That is a sign that the stock market might be ready to move upward. The reason stocks are even gaining on poor earnings results helps to explain why.

With the S&P 500’s 19% decline from the record high it hit in January, the market has already reflected much of the damage to the economy and earnings that could result from the Federal Reserve’s efforts to fight high inflation by reducing liquidity in the bond market and raising short-term interest rates. Those moves are meant to dent economic demand, which will also reduce corporate earnings. Higher rates on long-dated bonds make future profits less valuable, thus lowering stock valuations.

The S&P 500 is now trading for around 16 times the aggregate per-share earnings its component companies are expected to produce over the next year, down from just over 20 times to start the year.

That, in turn, means that stocks can perform well even after disappointing earnings. As earnings season has gotten under way, the S&P 500 has posted a gain of just over 1%. Valuations are so low now, reflecting expectations that earnings will slip, that investors are willing to buy stocks even if profits miss forecasts, as long as the results aren’t disastrous.

Of course, Wall Street’s estimates of earnings are likely to decline even further. The aggregate 2022 earnings per share estimate for S&P 500 companies has risen a touch this year, while dangers to the economy have emerged. Profit forecasts are likely to fall to reflect those risks. The consensus 2022 EPS estimate for the index is already down 0.3% in the past month, according to FactSet.
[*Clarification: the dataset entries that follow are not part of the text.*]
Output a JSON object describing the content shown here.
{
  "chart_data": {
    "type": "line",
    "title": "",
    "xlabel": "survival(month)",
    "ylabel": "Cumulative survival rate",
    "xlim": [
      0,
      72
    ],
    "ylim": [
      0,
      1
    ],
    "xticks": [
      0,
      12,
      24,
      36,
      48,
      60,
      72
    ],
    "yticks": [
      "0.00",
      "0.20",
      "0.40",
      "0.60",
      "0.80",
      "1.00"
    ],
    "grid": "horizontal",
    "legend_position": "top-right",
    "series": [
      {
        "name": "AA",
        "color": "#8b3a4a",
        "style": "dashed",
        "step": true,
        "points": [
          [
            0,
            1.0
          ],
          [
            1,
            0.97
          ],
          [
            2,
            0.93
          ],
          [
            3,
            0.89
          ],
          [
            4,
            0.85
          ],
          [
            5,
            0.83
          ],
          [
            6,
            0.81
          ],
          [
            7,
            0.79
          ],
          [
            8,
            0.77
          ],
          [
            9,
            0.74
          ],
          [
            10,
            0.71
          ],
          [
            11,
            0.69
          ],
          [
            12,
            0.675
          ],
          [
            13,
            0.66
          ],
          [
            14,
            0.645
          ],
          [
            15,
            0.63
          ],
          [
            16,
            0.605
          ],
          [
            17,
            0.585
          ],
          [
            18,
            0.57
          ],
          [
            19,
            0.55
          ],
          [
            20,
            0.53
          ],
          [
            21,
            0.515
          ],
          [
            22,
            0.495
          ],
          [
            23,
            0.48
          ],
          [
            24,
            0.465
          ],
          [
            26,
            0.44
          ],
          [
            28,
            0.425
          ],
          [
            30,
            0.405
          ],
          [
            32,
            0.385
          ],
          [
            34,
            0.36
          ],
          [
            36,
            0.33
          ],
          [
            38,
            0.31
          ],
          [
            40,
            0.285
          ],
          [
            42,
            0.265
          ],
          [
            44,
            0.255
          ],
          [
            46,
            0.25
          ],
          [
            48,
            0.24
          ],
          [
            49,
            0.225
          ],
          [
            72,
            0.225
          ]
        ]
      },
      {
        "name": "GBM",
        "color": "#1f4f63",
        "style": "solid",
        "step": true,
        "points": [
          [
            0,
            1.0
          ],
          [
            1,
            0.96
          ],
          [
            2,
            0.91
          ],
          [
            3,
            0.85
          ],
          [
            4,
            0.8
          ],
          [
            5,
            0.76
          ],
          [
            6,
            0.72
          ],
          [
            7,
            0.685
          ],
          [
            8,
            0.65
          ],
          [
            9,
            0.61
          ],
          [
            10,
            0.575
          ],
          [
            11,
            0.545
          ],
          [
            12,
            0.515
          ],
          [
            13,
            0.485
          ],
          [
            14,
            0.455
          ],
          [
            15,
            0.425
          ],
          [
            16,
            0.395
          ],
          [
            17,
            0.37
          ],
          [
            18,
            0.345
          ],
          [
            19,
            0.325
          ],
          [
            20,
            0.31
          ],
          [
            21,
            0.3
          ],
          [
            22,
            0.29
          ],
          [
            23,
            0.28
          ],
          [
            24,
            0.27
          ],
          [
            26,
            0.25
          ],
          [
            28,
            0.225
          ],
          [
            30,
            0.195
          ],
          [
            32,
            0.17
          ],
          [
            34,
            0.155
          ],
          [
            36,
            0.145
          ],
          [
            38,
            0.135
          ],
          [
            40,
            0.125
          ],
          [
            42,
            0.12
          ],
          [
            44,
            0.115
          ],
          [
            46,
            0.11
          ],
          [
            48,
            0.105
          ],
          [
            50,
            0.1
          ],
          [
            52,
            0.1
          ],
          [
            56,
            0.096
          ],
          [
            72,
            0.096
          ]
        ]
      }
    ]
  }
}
If the drop in estimates is large enough, the stock market could drop from here.

Whether forecasts drop a lot or a little, though, the stock market is reflecting at least much of the damage. “A good deal of the expected [profit estimate] declines have been discounted,” writes Dennis DeBusschere, founder of 22V Research.

It isn’t that the stock market can’t fall considerably further, but the larger part of the slide may be behind us.